Players like this are so rare that teams need to do everything they can to keep them happy, because finding another like that is pretty much impossible. Think of the other quarterbacks who have hinted at unhappiness this year. Russell Wilson? Hall of Famer, Super Bowl champ, not as good as Rodgers. Matthew Stafford? Deshaun Watson? Great players, both. Neither one of them is as great as Rodgers. The Packers have surrounded Rodgers with talent. They have paid him well.
But they should have done everything they could to build the best team in the league, and instead, they assumed Rodgers could keep them in contention while they planned for the future.
If the Packers think drafting Love while they had Rodgers was just a
repeat of drafting Rodgers while they had Brett Favre, they don’t know their own history very well.

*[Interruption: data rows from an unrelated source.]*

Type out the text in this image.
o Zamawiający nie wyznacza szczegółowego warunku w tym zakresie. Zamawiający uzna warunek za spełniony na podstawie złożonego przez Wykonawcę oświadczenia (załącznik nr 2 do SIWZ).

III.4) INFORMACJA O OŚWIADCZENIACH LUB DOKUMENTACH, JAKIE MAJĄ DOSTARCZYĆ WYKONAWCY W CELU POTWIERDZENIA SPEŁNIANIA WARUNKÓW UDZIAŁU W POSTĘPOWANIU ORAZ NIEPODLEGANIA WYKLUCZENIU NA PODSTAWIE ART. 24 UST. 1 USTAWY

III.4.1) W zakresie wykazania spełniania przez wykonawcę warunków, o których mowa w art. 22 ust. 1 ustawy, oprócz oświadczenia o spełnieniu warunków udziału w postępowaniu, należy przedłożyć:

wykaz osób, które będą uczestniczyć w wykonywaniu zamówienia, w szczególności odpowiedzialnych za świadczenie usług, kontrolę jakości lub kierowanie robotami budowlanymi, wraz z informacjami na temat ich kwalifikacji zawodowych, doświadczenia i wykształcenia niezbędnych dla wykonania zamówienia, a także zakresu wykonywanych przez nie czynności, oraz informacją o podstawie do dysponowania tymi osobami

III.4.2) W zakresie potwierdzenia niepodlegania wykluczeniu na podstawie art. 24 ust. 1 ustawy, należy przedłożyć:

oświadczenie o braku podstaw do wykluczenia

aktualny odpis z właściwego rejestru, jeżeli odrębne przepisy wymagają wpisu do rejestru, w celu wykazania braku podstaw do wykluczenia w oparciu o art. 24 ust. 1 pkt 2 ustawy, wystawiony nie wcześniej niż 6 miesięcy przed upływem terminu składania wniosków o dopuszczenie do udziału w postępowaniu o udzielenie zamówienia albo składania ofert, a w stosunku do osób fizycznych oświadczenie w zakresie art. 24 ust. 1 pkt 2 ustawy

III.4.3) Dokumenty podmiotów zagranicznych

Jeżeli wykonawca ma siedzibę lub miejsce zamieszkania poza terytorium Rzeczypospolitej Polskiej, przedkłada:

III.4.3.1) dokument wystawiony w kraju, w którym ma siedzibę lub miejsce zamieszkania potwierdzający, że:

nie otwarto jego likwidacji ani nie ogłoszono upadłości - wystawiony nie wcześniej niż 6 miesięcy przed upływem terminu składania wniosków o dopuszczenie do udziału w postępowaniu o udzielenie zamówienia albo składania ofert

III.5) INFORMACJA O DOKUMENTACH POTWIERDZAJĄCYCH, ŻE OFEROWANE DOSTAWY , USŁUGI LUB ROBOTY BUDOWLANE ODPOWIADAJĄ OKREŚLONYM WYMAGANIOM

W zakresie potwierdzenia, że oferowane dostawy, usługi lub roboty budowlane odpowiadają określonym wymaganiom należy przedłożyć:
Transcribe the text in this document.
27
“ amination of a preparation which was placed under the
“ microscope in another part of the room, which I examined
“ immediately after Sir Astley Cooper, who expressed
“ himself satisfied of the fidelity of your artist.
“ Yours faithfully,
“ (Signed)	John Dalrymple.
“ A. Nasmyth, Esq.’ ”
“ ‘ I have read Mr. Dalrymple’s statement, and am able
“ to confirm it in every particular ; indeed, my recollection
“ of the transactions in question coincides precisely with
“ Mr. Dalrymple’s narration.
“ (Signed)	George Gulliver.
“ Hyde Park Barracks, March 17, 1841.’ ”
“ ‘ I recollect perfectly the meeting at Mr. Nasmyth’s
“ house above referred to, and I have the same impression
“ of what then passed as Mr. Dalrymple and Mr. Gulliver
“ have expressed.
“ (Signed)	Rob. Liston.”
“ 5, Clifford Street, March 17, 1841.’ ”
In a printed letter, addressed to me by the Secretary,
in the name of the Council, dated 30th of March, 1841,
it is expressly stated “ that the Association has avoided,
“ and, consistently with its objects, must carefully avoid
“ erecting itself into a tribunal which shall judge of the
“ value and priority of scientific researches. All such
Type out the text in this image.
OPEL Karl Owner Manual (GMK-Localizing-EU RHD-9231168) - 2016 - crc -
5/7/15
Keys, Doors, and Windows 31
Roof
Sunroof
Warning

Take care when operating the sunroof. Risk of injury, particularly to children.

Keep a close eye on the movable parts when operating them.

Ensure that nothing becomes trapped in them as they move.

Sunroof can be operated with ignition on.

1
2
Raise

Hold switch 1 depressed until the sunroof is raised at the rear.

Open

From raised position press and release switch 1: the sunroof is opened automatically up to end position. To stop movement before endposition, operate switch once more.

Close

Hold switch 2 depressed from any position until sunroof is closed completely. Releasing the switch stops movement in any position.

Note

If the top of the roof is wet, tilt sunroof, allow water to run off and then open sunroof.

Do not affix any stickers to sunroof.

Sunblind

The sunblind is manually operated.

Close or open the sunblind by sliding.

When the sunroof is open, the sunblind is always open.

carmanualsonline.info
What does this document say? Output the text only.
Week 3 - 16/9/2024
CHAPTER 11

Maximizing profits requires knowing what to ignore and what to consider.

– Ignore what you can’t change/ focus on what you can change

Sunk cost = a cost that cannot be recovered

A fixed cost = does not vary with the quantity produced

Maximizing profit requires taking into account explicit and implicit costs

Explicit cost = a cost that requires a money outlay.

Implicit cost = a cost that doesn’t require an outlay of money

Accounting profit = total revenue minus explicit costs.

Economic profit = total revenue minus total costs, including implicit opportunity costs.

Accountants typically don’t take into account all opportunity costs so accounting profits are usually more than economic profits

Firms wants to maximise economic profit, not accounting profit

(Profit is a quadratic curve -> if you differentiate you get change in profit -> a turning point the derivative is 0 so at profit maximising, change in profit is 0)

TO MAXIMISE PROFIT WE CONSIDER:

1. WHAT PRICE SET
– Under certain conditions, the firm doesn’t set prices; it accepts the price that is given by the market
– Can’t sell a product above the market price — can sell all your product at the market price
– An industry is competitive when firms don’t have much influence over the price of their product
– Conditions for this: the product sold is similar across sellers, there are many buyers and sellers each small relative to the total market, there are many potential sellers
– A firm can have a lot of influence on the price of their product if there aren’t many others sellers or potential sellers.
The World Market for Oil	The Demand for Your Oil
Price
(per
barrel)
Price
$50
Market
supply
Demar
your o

Favre was already pondering retirement when the Packers drafted Rodgers. ... When the Packers drafted Love, Rodgers was coming off a two-season stretch during which he threw 51 touchdown passes and six interceptions. Green Bay had just gone 13–3 and made the NFC championship game. Rodgers was 36, in a league where the best quarterbacks can play into their 40s, and he had
openly discussed wanting to play that long.
The Packers did not have to draft a receiver for Rodgers. They did not even have to draft an offensive player. But they used a first-round pick on the only position that cannot help Rodgers win the Super Bowl. Of course he was angry.